第5話 ナラワシノ森
一人でナラワシノ森にやってきた僕は、モンスターにだけは見つからないように、身をかがめて歩いた。
なるべく足音を立てないように、茂みを利用して歩く。
この時期、ナラワシノ森のモンスターたちは凶暴化しているらしいから、見つかったら一巻の終わりだ。
だけど、僕には命をかけなければならない理由がある。
なんとしても今日中に、ミネージュ草を見つけるんだ。
絶対に、僕がお母さんを救ってみせる。
ここで行動できなかったら、僕が生まれ変わった意味がないと思った。
小さな子供ひとりで、危険な森にいくなんて、常軌を逸しているとは自分でも思う。
だけど、不思議とまったく恐怖心が湧いてこないのだ。
前世で一度死んでいるせいか、死への恐怖みたいなものが、根本的に抜け落ちているのかもしれない。
もともと、生への執着は疎いほうだった。
トラックに轢かれたあのときも、なにも考えずに身体が動いたんだっけ。
今も、前世の自分とかわらないな。
僕はこう、後先考えずに衝動的に行動してしまうところがある。
けど、やらずに後悔するよりも、やってから後悔するほうがましだ。
それにもうここまできてしまったら、引き返すことはできない。
僕は順調に森の中を探索する。
いちおう、地図で森の構造はだいたい把握してある。
遠くに見えるあの崖のもとまでいけば、ミネージュ草を見つけられるかもしれない。
僕は地図と自分の方向感覚だけをたよりに、薄暗い森の中を進んでいった。
「いいぞ……思ったよりも順調だ。モンスターに見つかる気配もないし。これならなんとか崖までたどり着けるかもしれない」
しばらく歩いていると、おかしなことに気づいた。
森の中に本来いるはずの、モンスターの気配がしないのだ。
どころか、動物の気配がいっさいしない。
「おかしいな……話ではモンスターたちが凶暴化しているはずだったのに……。まあいいか、モンスターに出くわさないのなら、そのほうがこちらとしては好都合だ」
それから数時間後――。
「やばい……完全に迷った……」
不幸中の幸いなのか、モンスターに襲われることは一度もなかったが、迷ってしまった。
思ったよりも森は深く複雑で、地図なんか実際には役に立たなかった。
遠くに見える崖を目印にしていたけど、それも崖に近づくにつれてだんだん見えなくなってしまった。
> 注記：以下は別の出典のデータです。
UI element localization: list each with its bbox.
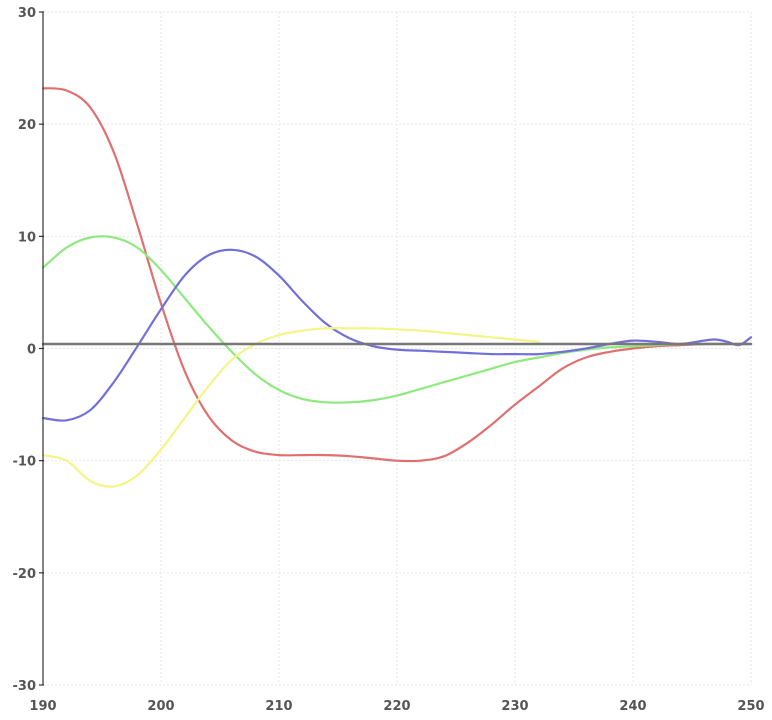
y-tick-label: 20 (18, 118, 36, 133)
series-line-4 (41, 327, 540, 488)
x-tick-label: 250 (737, 699, 764, 714)
y-tick-label: 10 (18, 230, 36, 245)
y-tick-label: -20 (13, 567, 37, 582)
x-tick-label: 200 (147, 699, 174, 714)
tick-labels: 190 200 210 220 230 240 250 30 20 10 0 -10 -20 -30 (13, 6, 765, 714)
x-tick-label: 210 (265, 699, 292, 714)
y-tick-label: 30 (18, 6, 36, 21)
x-tick-label: 230 (501, 699, 528, 714)
y-tick-label: -10 (13, 455, 37, 470)
y-tick-label: -30 (13, 679, 37, 694)
x-tick-label: 220 (383, 699, 410, 714)
axes (39, 11, 44, 686)
y-tick-label: 0 (27, 343, 36, 358)
series-line-2 (41, 235, 753, 404)
series-line-1 (41, 87, 753, 463)
series-layer (41, 87, 753, 488)
x-tick-label: 190 (29, 699, 56, 714)
x-tick-label: 240 (619, 699, 646, 714)
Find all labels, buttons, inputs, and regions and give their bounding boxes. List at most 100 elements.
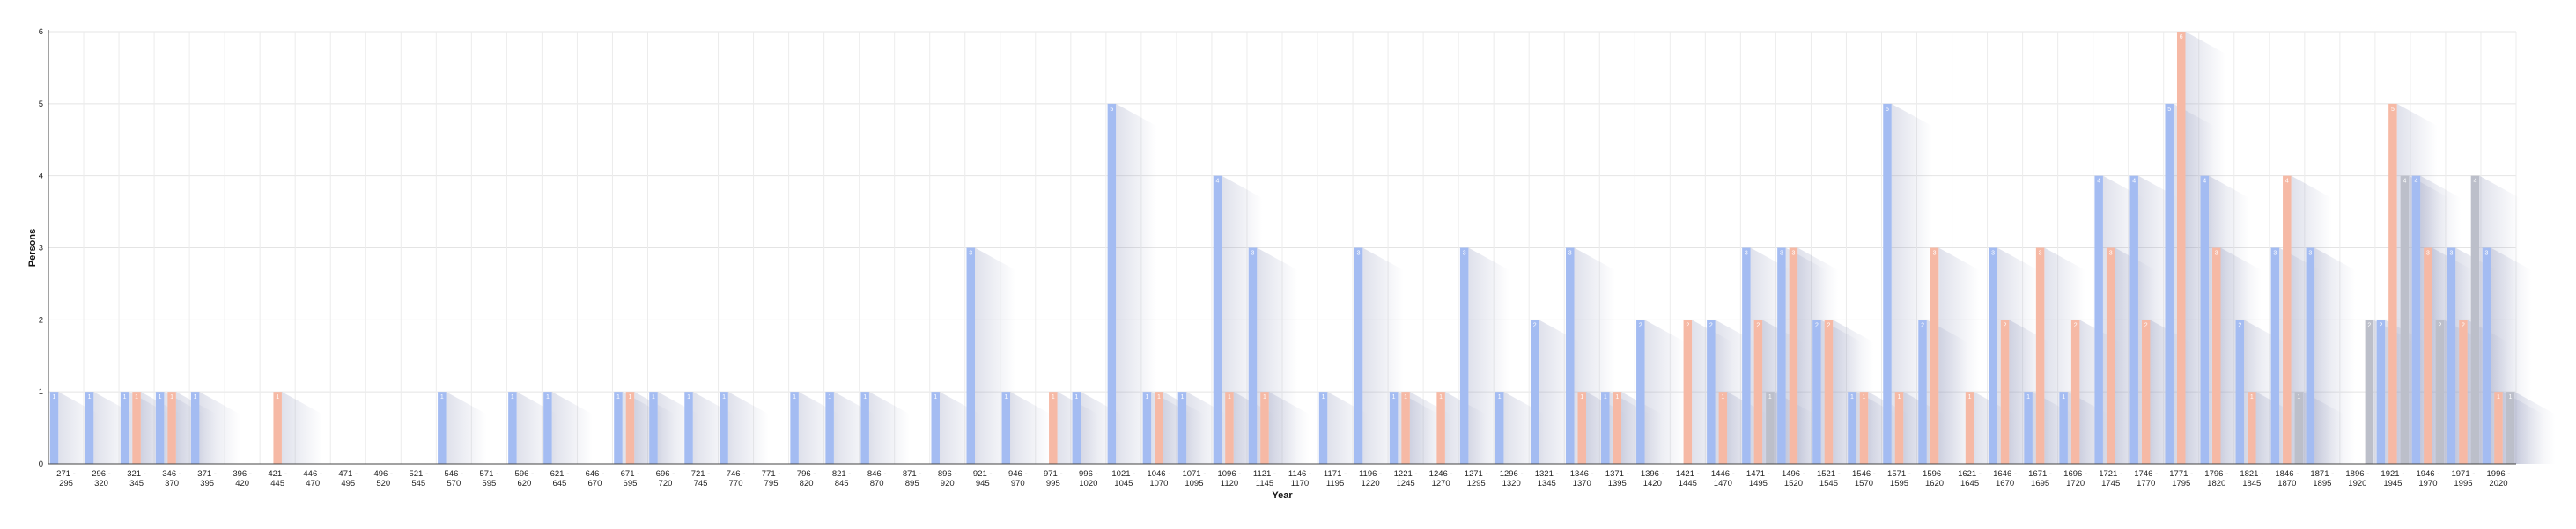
bar-value-label: 3 — [1357, 251, 1361, 257]
bar-value-label: 1 — [1604, 394, 1607, 400]
bar — [625, 392, 635, 464]
bar-value-label: 3 — [1251, 251, 1255, 257]
bar — [1495, 392, 1504, 464]
bar — [2059, 392, 2068, 464]
x-tick-label: 271 -295 — [56, 469, 76, 489]
bar — [1789, 247, 1798, 464]
bar — [543, 392, 552, 464]
bar — [1260, 392, 1269, 464]
bar-value-label: 1 — [1498, 394, 1502, 400]
bar — [1577, 392, 1586, 464]
bar-shadow — [1268, 392, 1310, 464]
bar — [1436, 392, 1445, 464]
bar — [1636, 320, 1645, 464]
bar-value-label: 1 — [1968, 394, 1972, 400]
y-tick-label: 4 — [39, 172, 43, 181]
bar-value-label: 1 — [1322, 394, 1325, 400]
y-tick-label: 3 — [39, 244, 43, 253]
bar-value-label: 1 — [440, 394, 444, 400]
bar-value-label: 5 — [1110, 107, 1113, 113]
bar-value-label: 4 — [1216, 179, 1220, 185]
bar — [1142, 392, 1152, 464]
x-tick-label: 1321 -1345 — [1535, 469, 1559, 489]
x-tick-label: 696 -720 — [656, 469, 675, 489]
x-tick-label: 646 -670 — [586, 469, 605, 489]
bar — [1753, 320, 1763, 464]
bar-value-label: 2 — [2074, 322, 2078, 328]
axes — [48, 30, 2516, 465]
bar — [2270, 247, 2280, 464]
bar-value-label: 3 — [2485, 251, 2489, 257]
x-tick-label: 871 -895 — [903, 469, 922, 489]
bar-value-label: 1 — [1768, 394, 1772, 400]
bar — [2388, 103, 2397, 464]
bar — [2070, 320, 2080, 464]
bar-value-label: 1 — [135, 394, 138, 400]
x-tick-label: 546 -570 — [445, 469, 464, 489]
bar — [1401, 392, 1410, 464]
x-tick-label: 1771 -1795 — [2169, 469, 2193, 489]
x-tick-label: 521 -545 — [409, 469, 428, 489]
bar-shadow — [2514, 392, 2556, 464]
bar-value-label: 1 — [511, 394, 514, 400]
bar — [2248, 392, 2256, 464]
bar-value-label: 2 — [1756, 322, 1760, 328]
bar — [1601, 392, 1610, 464]
y-tick-label: 5 — [39, 99, 43, 109]
bar-value-label: 1 — [1392, 394, 1396, 400]
bar-value-label: 1 — [934, 394, 937, 400]
bar — [2141, 320, 2151, 464]
bar — [2235, 320, 2245, 464]
bar — [2165, 103, 2174, 464]
bar — [1894, 392, 1904, 464]
x-tick-label: 1396 -1420 — [1641, 469, 1664, 489]
bar — [1354, 247, 1363, 464]
x-tick-label: 1121 -1145 — [1253, 469, 1276, 489]
bar — [860, 392, 869, 464]
x-tick-label: 371 -395 — [197, 469, 217, 489]
bar-value-label: 3 — [2039, 251, 2042, 257]
bar-value-label: 3 — [1745, 251, 1748, 257]
x-tick-label: 571 -595 — [480, 469, 499, 489]
x-tick-label: 1871 -1895 — [2310, 469, 2334, 489]
bar — [1213, 175, 1222, 464]
bar-value-label: 2 — [2238, 322, 2241, 328]
x-tick-label: 1546 -1570 — [1852, 469, 1876, 489]
bar — [2294, 392, 2304, 464]
bar-value-label: 1 — [159, 394, 162, 400]
bar — [2400, 175, 2410, 464]
bar — [1918, 320, 1927, 464]
bar — [1707, 320, 1716, 464]
bar — [1777, 247, 1786, 464]
bar-value-label: 1 — [53, 394, 56, 400]
bar — [1565, 247, 1575, 464]
bar-value-label: 1 — [123, 394, 127, 400]
x-tick-label: 296 -320 — [92, 469, 111, 489]
bar-value-label: 3 — [2109, 251, 2113, 257]
bar-value-label: 2 — [2379, 322, 2382, 328]
bar — [167, 392, 176, 464]
y-tick-label: 1 — [39, 387, 43, 397]
x-tick-label: 846 -870 — [867, 469, 887, 489]
x-tick-label: 1671 -1695 — [2028, 469, 2052, 489]
bar — [1107, 103, 1117, 464]
x-tick-label: 346 -370 — [162, 469, 181, 489]
bar — [614, 392, 623, 464]
bar — [2494, 392, 2503, 464]
bar — [155, 392, 165, 464]
x-tick-label: 1996 -2020 — [2487, 469, 2511, 489]
bar — [790, 392, 799, 464]
x-tick-label: 1971 -1995 — [2451, 469, 2475, 489]
x-tick-label: 1746 -1770 — [2134, 469, 2158, 489]
bar-value-label: 3 — [2450, 251, 2454, 257]
bar-value-label: 1 — [1439, 394, 1443, 400]
bar — [2376, 320, 2386, 464]
bar-value-label: 6 — [2180, 34, 2183, 40]
bar-value-label: 2 — [1815, 322, 1819, 328]
x-tick-label: 996 -1020 — [1079, 469, 1098, 489]
bar-value-label: 1 — [1580, 394, 1583, 400]
bar — [2435, 320, 2445, 464]
bar-shadow — [1010, 392, 1052, 464]
bar — [508, 392, 517, 464]
bar — [825, 392, 834, 464]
森が深すぎて、もはやどこらへんを歩いているのか、まったく見当もつかない。
「やっぱり、無謀だったのかな……」
僕はこのまま、この森で遭難して死んでしまうのだろうか。
ふと下を向いたそのときだった。
ぽつり、ぽつりと上から雨が降ってきて、それが地面にぶつかって跳ねた。
「あ、雨…………」
雨はすぐに水たまりになった。
くそ、森の中で、よりにもよって雨かよ……。
足元が悪くなるな。
雨はだんだん強くなっていって、地面がどろどろになる。
――ザー…………。
――ザー……。
――……。
瞬間的な豪雨だったのか、雨は数分でやんだ。
しかし、地面がぬかるんで歩きずらくなってしまった。
靴の中がぐじゅぐじゅになりながら、森の中を進んでいく。
そのときだった。
――ズシャアーー。
「わぷ……! いて……」
ぬかるみのせいで、すべって転んでしまう。
「いてて……つー……」
起き上がるけど、膝を盛大に擦りむいてしまった。
まるで獣に引っ掛かれたように、膝が泥と血で汚れてしまっている。
傷に泥が染みて、めちゃくちゃ痛い。
このままほっといたら、確実に悪化する。
「くそ……綺麗な水で洗わなきゃ……」
しばらく歩いて、ちょうど泉をみつけたので、そこで脚を洗うことにする。
靴を脱いで、足を泉で洗うと、めちゃくちゃ染みて痛かった。
「なんか……惨めだ……。こんな森の中で、ドロドロだし、足は痛いし……。ミネージュ草はみつからないし……。うう……お母さん……」
なんか急に心細くなって、涙が出てしまう。
でも、僕はお母さんのために、ミネージュ草をとって帰らないといけない。
いくら惨めでも、僕はあきらめるわけにはいかないんだ。
「ちょっと、ここで休んでいこう」
僕は泉のほとりにある倒木に腰かけて、休憩することにした。
しばらくそうやって休憩していると……。
――ぴょんこ、ぴょんこ。
「あれは……、スライム……?」
僕の目の前を、スライムの集団が横切っていった。